Can I substitute vegan cheese 1:1 in any recipe?

Generally yes for volume, but cooking methods may differ. Vegan cheeses often need lower heat and shorter cooking times. They may not brown the same way, and some work better for specific applications - shreds for pizza, soft cheeses for sauces.

What makes cashews the best base for homemade vegan cheese?

Cashews have a naturally creamy, mild flavor and blend into a smooth consistency without grittiness. They're also rich in natural fats that create a satisfying mouthfeel similar to dairy cheese. They work well for both soft spreads and firm, sliceable cheeses.

How do I get that tangy, aged cheese flavor in vegan cheese?

Add acidic ingredients like lemon juice, apple cider vinegar, or white wine. For deeper flavor, use miso paste, sauerkraut juice, or rejuvelac. Nutritional yeast provides the classic 'cheesy' taste, while fermentation develops complex flavors over time.

Are store-bought vegan cheeses healthier than dairy cheese?

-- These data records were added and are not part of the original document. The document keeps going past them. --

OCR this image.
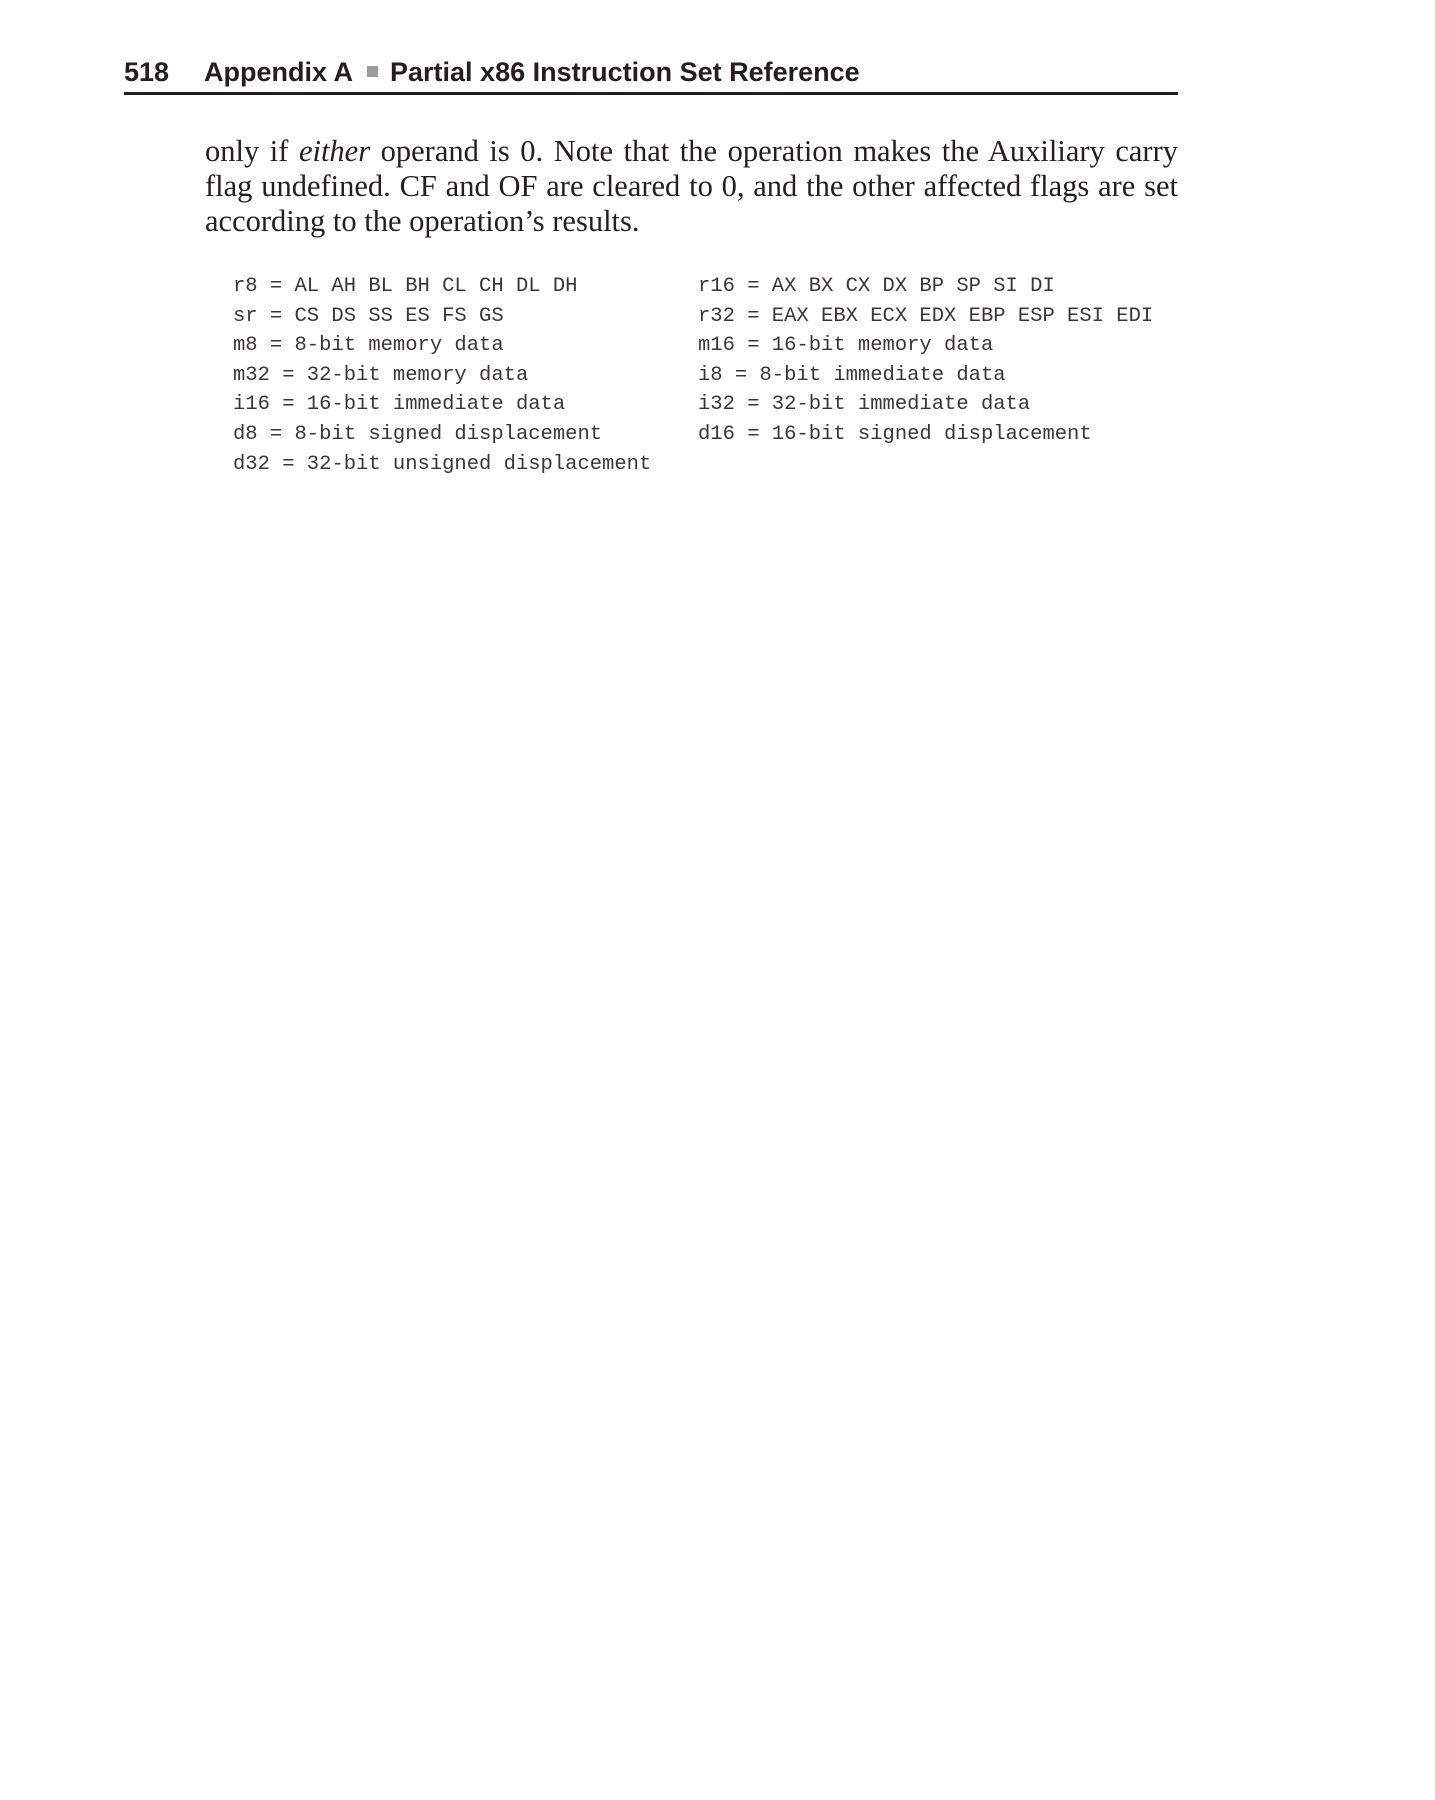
518 Appendix A Partial x86 Instruction Set Reference

only if either operand is 0. Note that the operation makes the Auxiliary carry flag undefined. CF and OF are cleared to 0, and the other affected flags are set according to the operation’s results.

r8 = AL AH BL BH CL CH DL DH	r16 = AX BX CX DX BP SP SI DI
sr = CS DS SS ES FS GS	r32 = EAX EBX ECX EDX EBP ESP ESI EDI
m8 = 8-bit memory data	m16 = 16-bit memory data
m32 = 32-bit memory data	i8 = 8-bit immediate data
i16 = 16-bit immediate data	i32 = 32-bit immediate data
d8 = 8-bit signed displacement	d16 = 16-bit signed displacement
d32 = 32-bit unsigned displacement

Generally yes - they're cholesterol-free, often lower in saturated fat, and many are fortified with B12. However, some are highly processed and high in sodium. Homemade versions using whole foods like cashews and nutritional yeast are typically the healthiest option.

Can I freeze vegan cheese?

Hard and semi-hard vegan cheeses freeze well for up to 3 months, though texture may change slightly. Soft cheeses and sauces can separate when frozen. For best results, freeze in portions and thaw slowly in the refrigerator.

Why is my homemade cashew cheese grainy or gritty?

This usually means cashews weren't soaked long enough (minimum 4 hours, preferably overnight) or weren't blended long enough. Use hot water to speed soaking, blend for at least 2 minutes in a high-speed blender, and strain through cheesecloth if needed for ultra-smooth texture.